Motor neuron diseases like amyotrophic lateral sclerosis (ALS) and spinal muscular atrophy (SMA) have devastating effects on movement, independence, and ultimately patients’ lives. Few effective treatments exist to slow the degeneration of motor neurons that transmit signals from the brain to control muscle contractions. But emerging research suggests that hyperbaric oxygen therapy may have untapped potential for treating certain neurodegenerative diseases.

Hyperbaric oxygen therapy involves breathing pure oxygen in a pressurized, air-tight chamber. It exposes the entire body to oxygen concentrations up to three times higher than normal air. Some studies indicate that this flood of oxygen acts as a signaling molecule that counteracts inflammation while stimulating tissue regeneration and healing – including growth of new blood vessels.

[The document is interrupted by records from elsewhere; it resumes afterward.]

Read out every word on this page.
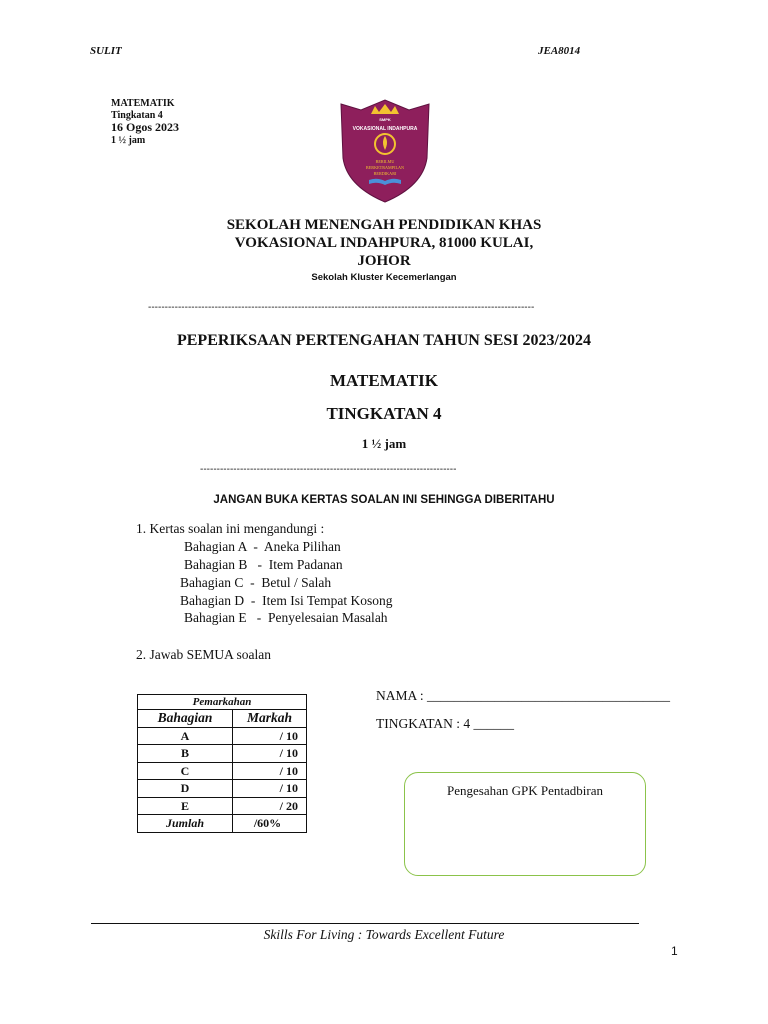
SULIT	JEA8014
MATEMATIK
Tingkatan 4
16 Ogos 2023
1 ½ jam
SMPK
VOKASIONAL INDAHPURA
BERILMU
BERKETRAMPILAN
BERDIKARI
SEKOLAH MENENGAH PENDIDIKAN KHAS
VOKASIONAL INDAHPURA, 81000 KULAI,
JOHOR
Sekolah Kluster Kecemerlangan
--------------------------------------------------------------------------------------------------------------------
PEPERIKSAAN PERTENGAHAN TAHUN SESI 2023/2024
MATEMATIK
TINGKATAN 4
1 ½ jam
-----------------------------------------------------------------------------
JANGAN BUKA KERTAS SOALAN INI SEHINGGA DIBERITAHU
1. Kertas soalan ini mengandungi :
Bahagian A  -  Aneka Pilihan
Bahagian B   -  Item Padanan
Bahagian C  -  Betul / Salah
Bahagian D  -  Item Isi Tempat Kosong
Bahagian E   -  Penyelesaian Masalah
2. Jawab SEMUA soalan
Pemarkahan	
Bahagian	Markah
A	/ 10
B	/ 10
C	/ 10
D	/ 10
E	/ 20
Jumlah	/60%
NAMA : ____________________________________
TINGKATAN : 4 ______
Pengesahan GPK Pentadbiran
Skills For Living : Towards Excellent Future
1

Although exactly how hyperbaric oxygen affects neurons requires further study, preliminary research in animal models of ALS and Alzheimer’s disease has shown promising results. Hyperbaric oxygen preserved motor neurons in the spinal cord, enhanced nerve cell function, and alleviated defects in learning and memory in mice genetically engineered to develop neurodegeneration. Scientists speculate that bathing oxygen-starved cells in extra oxygen reduces their dysfunction and death.

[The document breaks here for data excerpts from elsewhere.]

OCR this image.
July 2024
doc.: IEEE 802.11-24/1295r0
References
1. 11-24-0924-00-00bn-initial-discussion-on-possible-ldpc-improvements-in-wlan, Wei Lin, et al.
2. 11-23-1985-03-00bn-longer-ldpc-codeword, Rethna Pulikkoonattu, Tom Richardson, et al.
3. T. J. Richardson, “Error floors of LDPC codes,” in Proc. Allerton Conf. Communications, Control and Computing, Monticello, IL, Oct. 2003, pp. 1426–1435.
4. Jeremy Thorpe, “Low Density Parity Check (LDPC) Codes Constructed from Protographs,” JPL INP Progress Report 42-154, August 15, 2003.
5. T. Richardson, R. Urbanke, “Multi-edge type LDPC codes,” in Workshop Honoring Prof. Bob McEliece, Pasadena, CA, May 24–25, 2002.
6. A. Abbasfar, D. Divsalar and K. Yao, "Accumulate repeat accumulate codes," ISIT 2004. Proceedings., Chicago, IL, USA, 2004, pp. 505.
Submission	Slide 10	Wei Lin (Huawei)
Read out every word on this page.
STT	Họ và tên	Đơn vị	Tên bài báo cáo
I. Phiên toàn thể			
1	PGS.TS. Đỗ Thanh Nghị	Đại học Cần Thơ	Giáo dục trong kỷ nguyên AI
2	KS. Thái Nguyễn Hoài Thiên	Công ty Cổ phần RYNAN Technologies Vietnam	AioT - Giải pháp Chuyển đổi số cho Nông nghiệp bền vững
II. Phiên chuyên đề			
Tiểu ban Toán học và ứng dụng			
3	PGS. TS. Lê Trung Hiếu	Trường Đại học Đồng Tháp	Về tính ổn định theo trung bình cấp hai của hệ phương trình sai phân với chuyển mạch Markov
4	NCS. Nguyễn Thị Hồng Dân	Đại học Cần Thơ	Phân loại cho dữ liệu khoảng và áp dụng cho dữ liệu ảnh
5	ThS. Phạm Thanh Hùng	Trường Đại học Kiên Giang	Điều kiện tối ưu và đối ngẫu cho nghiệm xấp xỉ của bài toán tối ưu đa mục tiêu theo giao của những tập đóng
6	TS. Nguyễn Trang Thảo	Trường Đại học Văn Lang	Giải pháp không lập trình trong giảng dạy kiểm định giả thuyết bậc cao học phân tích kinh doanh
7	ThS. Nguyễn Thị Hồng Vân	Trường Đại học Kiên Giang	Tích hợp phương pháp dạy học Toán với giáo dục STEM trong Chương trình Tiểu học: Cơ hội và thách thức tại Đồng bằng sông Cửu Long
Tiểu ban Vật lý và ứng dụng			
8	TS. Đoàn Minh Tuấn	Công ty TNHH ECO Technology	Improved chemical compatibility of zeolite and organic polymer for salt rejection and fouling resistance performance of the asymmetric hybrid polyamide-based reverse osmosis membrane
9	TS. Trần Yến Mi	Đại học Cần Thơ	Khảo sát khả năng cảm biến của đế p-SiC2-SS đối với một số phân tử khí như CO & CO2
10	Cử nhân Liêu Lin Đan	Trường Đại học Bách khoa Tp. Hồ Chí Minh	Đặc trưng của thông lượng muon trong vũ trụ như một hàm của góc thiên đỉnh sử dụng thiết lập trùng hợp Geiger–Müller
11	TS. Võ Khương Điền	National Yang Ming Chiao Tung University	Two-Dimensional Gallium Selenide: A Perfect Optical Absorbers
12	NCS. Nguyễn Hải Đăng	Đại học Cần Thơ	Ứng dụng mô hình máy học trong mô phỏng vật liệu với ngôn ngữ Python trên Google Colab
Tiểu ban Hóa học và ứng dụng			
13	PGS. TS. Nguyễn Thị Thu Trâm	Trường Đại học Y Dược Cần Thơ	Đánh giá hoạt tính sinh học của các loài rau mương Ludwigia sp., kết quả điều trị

There are even some inspirational success stories emerging. One ALS patient confined to a wheelchair reported improved mobility and breathing after several months of hyperbaric oxygen treatments. He could walk again with support and climb a flight of stairs – defying expectations for his disease stage. While only anecdotal, such cases warrant further research.

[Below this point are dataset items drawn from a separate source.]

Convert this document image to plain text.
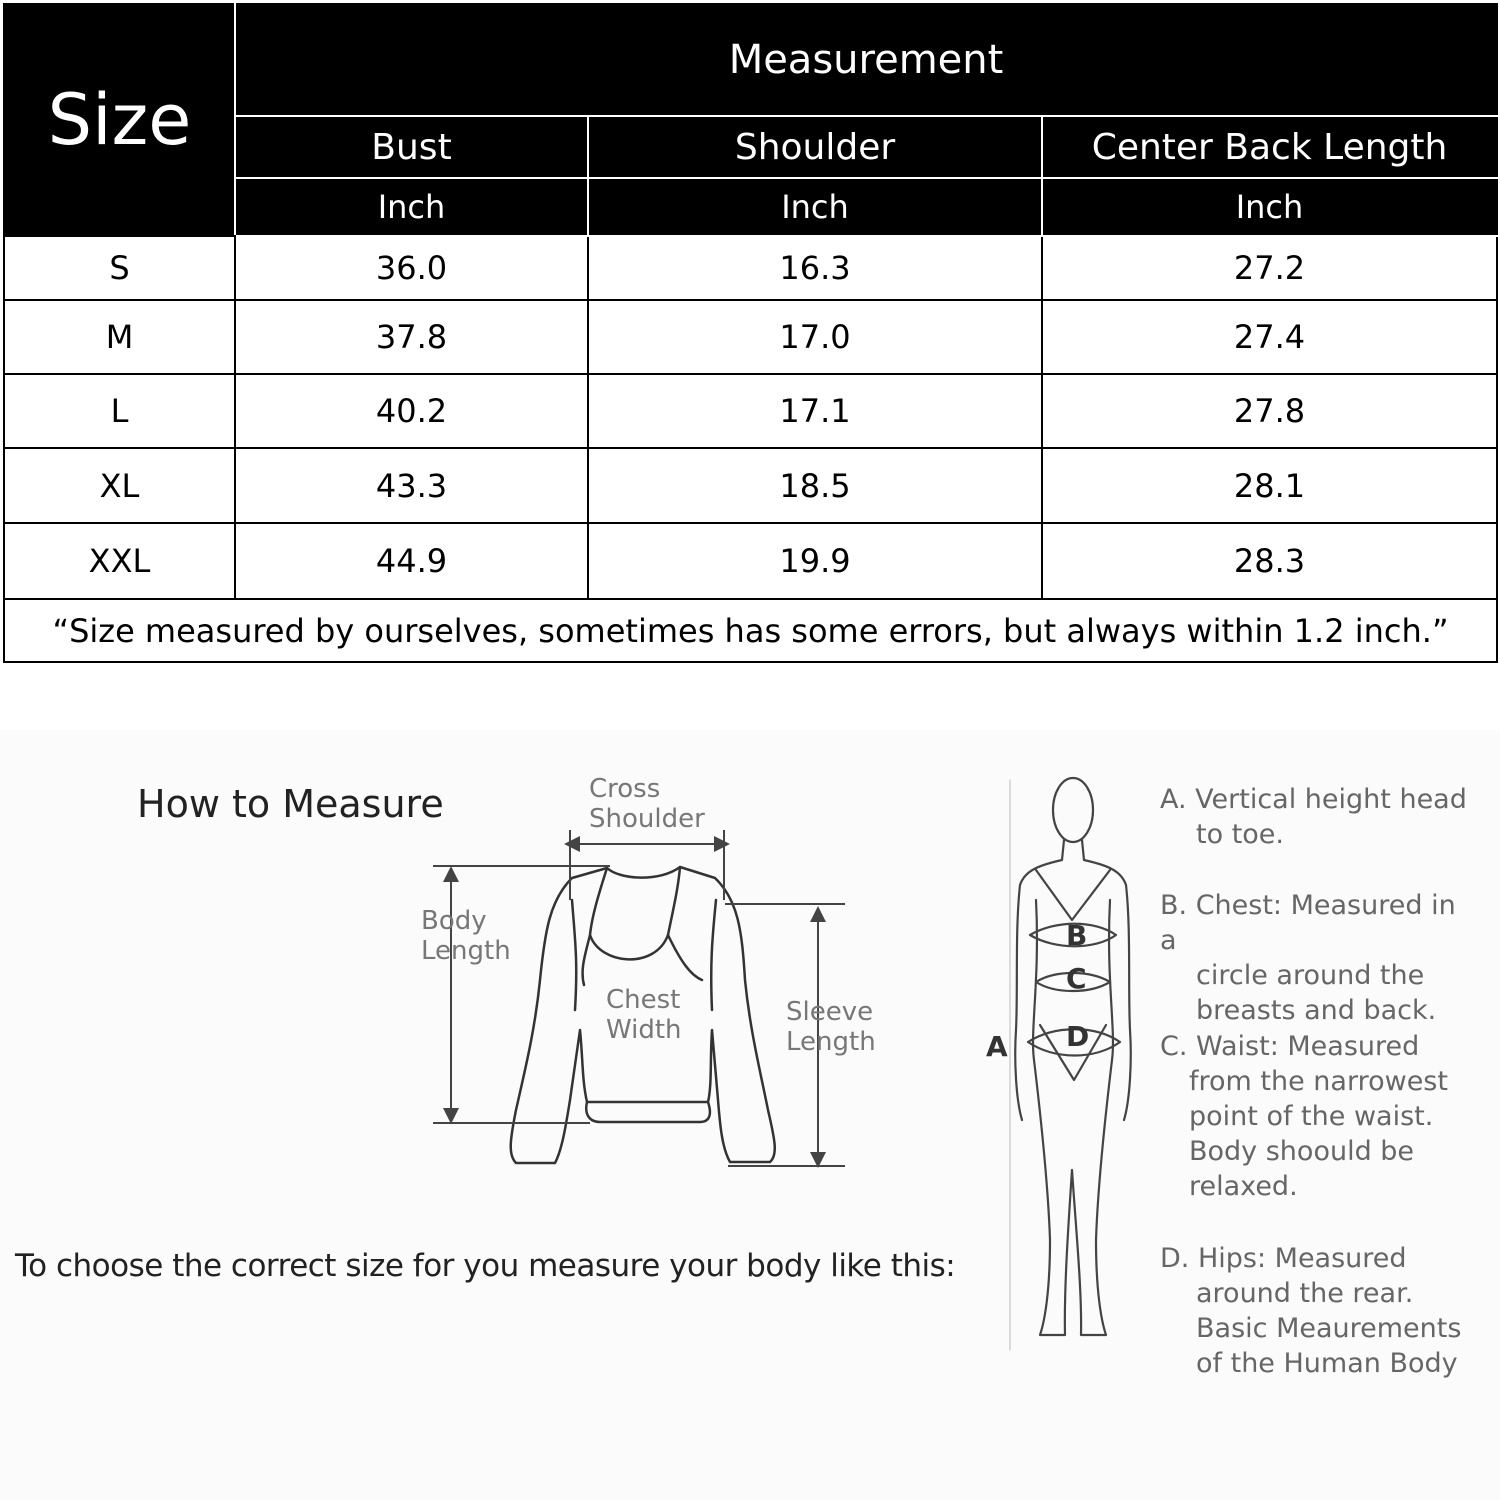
Size	Measurement		
	Bust	Shoulder	Center Back Length
	Inch	Inch	Inch
S	36.0	16.3	27.2
M	37.8	17.0	27.4
L	40.2	17.1	27.8
XL	43.3	18.5	28.1
XXL	44.9	19.9	28.3
“Size measured by ourselves, sometimes has some errors, but always within 1.2 inch.”			
How to Measure	Cross
Shoulder
Body
Length
Chest
Width
Sleeve
Length	A
B
C
D
A. Vertical height head
to toe.
B. Chest: Measured in a
circle around the
breasts and back.
C. Waist: Measured
from the narrowest
point of the waist.
Body shoould be
relaxed.
D. Hips: Measured
around the rear.
Basic Meaurements
of the Human Body
To choose the correct size for you measure your body like this:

While human trials are still limited for hyperbaric oxygen therapy in motor neuron disease, it does have an excellent safety record when used properly with few side effects. With emerging evidence for its neuroprotective benefits from animal models and patient reports, hyperbaric oxygen deserves deeper investigation through rigorous controlled clinical trials to definitively determine its efficacy.

Given the lack of treatments available for ALS, SMA, and related neurodegenerative disorders, hyperbaric oxygen represents an exciting non-invasive intervention with plausible biological mechanisms for nursing dying cells back to health. With further research, it may one day give hope to patients desperate for ways to preserve precious motor neurons and muscles before it’s too late.